O que a seguir partilho, sem falsas modéstias, não será mais do que o contributo de um aprendiz de História para o conhecimento do ‘nosso’ (os desta área e suponho os da Ilha de São Miguel) porto de Santa Iria. Pretende ser uma achega a todos quantos porfiam, com razão, em dar nova vida a este porto. Há mais de uma década o acesso ao porto foi oficialmente interditado ao público, o que, apesar das precárias condições, não impede que muita gente o frequente. Neste entretanto de tempo, informa-nos a comunicação social, houve um projecto, cujos contornos desconheci e creio que poucos o terão conhecido, do tempo do Governo do Partido Socialista. Foi sucessivamente orçamentado e sucessivamente esquecido. Preterido? Recentemente, houve uma promessa eleitoral do Partido Social Democrata que formou Governo e governa em coligação com outros dois partidos e apoio de incidência parlamentar de outros dois. A promessa é: ‘Requalificar o Porto de Santa Iria, na freguesia da Ribeirinha.’ Como? Quando? Na gaveta? Não, segundo consta, estão a ‘redefinir’ o anterior. Fui conversar com as pessoas e ouvi de todos a recomendação de que fosse um projecto que não tivesse apenas em conta a esplêndida História daquele local, feita de feitos enormes, de tragédias e de esquecimentos, mas olhasse para as imensas potencialidades presentes desta fabulosa baía. O Padre Edmundo Pacheco achava que podia ter uma doca flutuante. Outros, deveria ter uma marina, uma estrutura que o Norte da ilha de São Miguel e a Cidade da Ribeira Grande carece para valorizar a Ilha. Não, de todo, a ilha já tem as suficientes. O mar do norte é para esquecer. Ainda outros, deveria ser um centro de apoio a actividades náuticas na costa Norte da Ilha.

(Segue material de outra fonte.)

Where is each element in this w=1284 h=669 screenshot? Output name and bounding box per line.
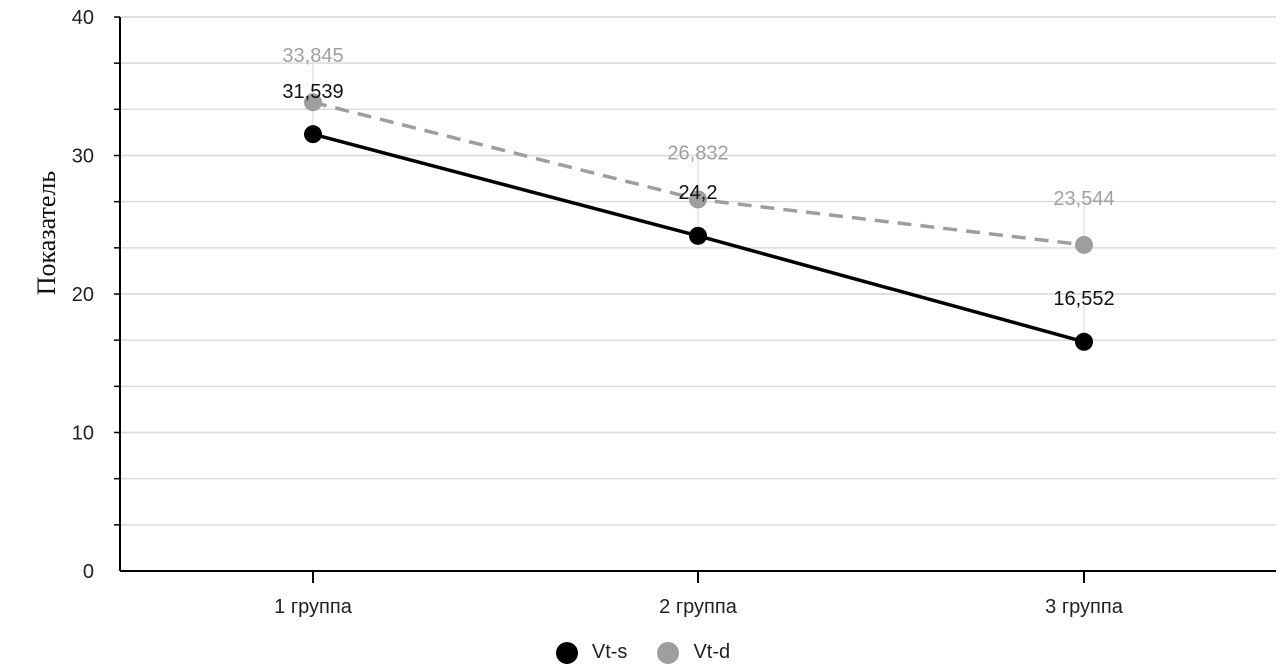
legend-item-vt-s[interactable]: Vt-s: [555, 641, 628, 664]
data-point-vt-s: [689, 226, 707, 245]
data-point-vt-d: [689, 190, 707, 209]
legend-label-vt-s: Vt-s: [591, 641, 628, 663]
x-tick-label: 3 группа: [1045, 596, 1124, 618]
x-tick-label: 2 группа: [659, 596, 738, 618]
data-point-vt-s: [1075, 332, 1093, 351]
legend-marker-vt-d: [657, 641, 680, 664]
grid-lines: [120, 16, 1276, 526]
data-point-vt-d: [1075, 235, 1093, 254]
data-point-vt-d: [304, 93, 322, 112]
axes: 0 10 20 30 40 1 группа 2 группа 3 группа: [72, 7, 1276, 618]
legend-marker-vt-s: [555, 641, 578, 664]
y-tick-label: 30: [72, 146, 94, 168]
y-tick-label: 40: [72, 7, 94, 29]
y-tick-label: 0: [83, 561, 94, 583]
y-tick-label: 10: [72, 423, 94, 445]
data-labels: 31,539 24,2 16,552 33,845 26,832 23,544: [282, 45, 1114, 310]
data-label-vt-s: 31,539: [282, 81, 343, 103]
data-label-vt-d: 26,832: [667, 142, 728, 164]
x-tick-label: 1 группа: [274, 596, 353, 618]
data-label-vt-s: 16,552: [1053, 288, 1114, 310]
legend-label-vt-d: Vt-d: [693, 641, 731, 663]
legend-item-vt-d[interactable]: Vt-d: [657, 641, 730, 664]
data-label-vt-d: 23,544: [1053, 188, 1114, 210]
data-label-vt-d: 33,845: [282, 45, 343, 67]
y-axis-title: Показатель: [32, 170, 61, 296]
series: [304, 93, 1093, 351]
data-label-vt-s: 24,2: [679, 182, 718, 204]
legend: Vt-s Vt-d: [0, 641, 1284, 664]
y-tick-label: 20: [72, 284, 94, 306]
data-point-vt-s: [304, 125, 322, 144]
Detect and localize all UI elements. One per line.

Comecemos, então, a esgravatar um pouco da sua história conhecida:

‘Donairoso, na beleza inconfundível que oferecem as suas linhas, ele estacionará amanhã por alguns momentos entre os azuis do mar e do Céu, em saudação à terra que lhe deu o nome, junto do seu coração, o local onde, as águas da Ribeira Grande e as do imenso oceano escolheram para se abraçarem fraternalmente.’ Quem era o donairoso referido? O navio-motor Ribeira Grande da companhia de Navegação Carregadores Açorianos, na sua viagem inaugural. Onde iria estacionar por momentos? Ao largo da foz da ribeira Grande. Quando? No dia 4 de Abril de 1948. É provável que José Pereira da Silva, homem inteligente e culto, senhor de uma prosa que enfeitiça pela singeleza, que trazia a Ribeira Grande no coração, soubesse que a 3 de Abril completara-se 440 anos sobre a data em que a primeira vereação da Ribeira Grande fora eleita.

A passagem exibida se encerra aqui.